Do You Believe in Magic? The Sense and Nonsense of Alternative Medicine. By Paul Offit, MD.
Harper Collins, New York, 2013.
ISBN: 978-0-06-222296-1.
336 pp. Hardcover, $26.99.
Dr. Paul Offit, a pediatrician and professor of vaccinology at the University of Pennsylvania, codeveloped a rotavirus vaccine that has saved hundreds of lives. His previous books Autism’s False Prophets and Deadly Choices examined the misinformation spread by the anti-vaccine movement following Andrew Wakefield’s infamous vaccine/autism study. Now he turns his attention to the field of alternative medicine with a new book, Do You Believe in Magic? The Sense and Nonsense of Alternative Medicine.
He explains why alternative therapies are popular: mainstream doctors are perceived as uncaring and dictatorial, offering unnatural remedies with intolerable side effects, while alternative healers provide natural remedies, comfort, and individual attention. But he warns that “natural” remedies mustn’t be given a free pass. Unless we hold all therapies to the same high standard of scientific proof, we risk being hoodwinked by healers who believe in magic.
Being a scientist, Offit’s approach was to review studies of various alternative treatments to see what worked. He found that most of them didn’t, and when they did work, it was how they worked that was surprising.
Offit is a wonderful storyteller who makes his message come alive. Each chapter is a story that grabs the reader’s interest and holds it. In the introduction, he tells us that when seven-year-old Joey Hofbauer was diagnosed with Hodgkin’s lymphoma, he had a 95 percent probability of cure with radiation and chemotherapy. His parents rejected the oncologist’s recommendations, and with the collusion of the courts they put him under the care of a psychiatrist who gave him Laetrile, coffee enemas, a “witch doctor’s diet,” and a mixture of other nonsensical treatments. Joey died riddled with cancer, and yet the psychiatrist went on to treat other patients the same way.
One chapter features Dr. Oz, describing some of the believers in magic featured on his show. Another chapter tells the story of Linus Pauling’s unfortunate infatuation with vitamin C. Another tells how diet supplement industry lobbyists and colluding politicians neutered the FDA by passing the Diet Supplement Health and Education Act, allowing the marketing of products without any prior testing for safety or efficacy. He eviscerates Suzanne Somers for her anti-aging regimen and Jenny McCarthy for her crusade against vaccines. He reveals how a nonexistent disease, Chronic Lyme Disease, was invented and popularized and how the myth continues to harm patients. He builds on Steve Jobs’s flirtation with alternative treatments for his pancreatic cancer to cover the larger story of bogus cancer cures, from shark cartilage to Krebiozen to Gerson therapy. A separate chapter is devoted to Stanislaw Burzynski, the “anti-neoplaston” cancer doctor who charges patients exorbitantly to be subjects in experiments that never seem to get published and who claims huge success rates that have never been confirmed when independent reviewers have looked at his cases. And then there’s Rashid Buttar, who mistreated thousands of autistic children and cancer patients with useless (and potentially harmful) chelation therapy; and all the medical board did was order him to provide a consent form advising patients that his treatments were unproven.
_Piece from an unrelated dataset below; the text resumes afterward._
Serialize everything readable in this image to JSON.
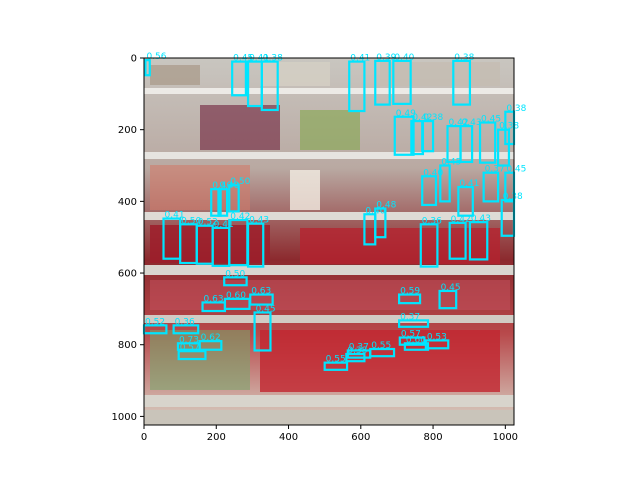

Offit explains why alternative medicine is so seductive and how patients and doctors can be misled by the placebo effect and can misinterpret the meaning of their observations. Instead of railing against alternative medicine as a whole, he thinks some of it has a certain value as “placebo medicine.” He draws a line where alternative medicine crosses over into quackery:
• Recommending against conventional therapies that are helpful. (He mentions Andrew Weil, Joe Mercola, chiropractors, Deepak Chopra, and others as guilty of that sin.)
• Promoting potentially harmful therapies without adequate warning.
• Draining patients’ bank accounts.
• Promoting magical thinking. It isn’t harmless, and it encourages scientific illiteracy.
The subject is one I know a lot about, so I didn’t expect any surprises. Nevertheless, he surprised me with back stories and intriguing details I had not known. I knew Suzanne Somers used bioidentical hormones, but I didn’t know about all of the forty-seven other remedies she uses, or that she rubs glutathione into the skin over her liver to stimulate it. His explanation of the political machinations behind the FDA and diet supplement laws is the best I have read. He gives a wealth of interesting information while providing incisive insights into why patients and doctors do what they do.
Those who are put off by the hostility of other authors toward alternative medicine may be receptive to Offit’s approach, since he thinks there is a place for alternative medicine (if only as placebo medicine). The book is well worth reading, whether you know a little or a lot about alternative medicine and whether you believe in magic or not.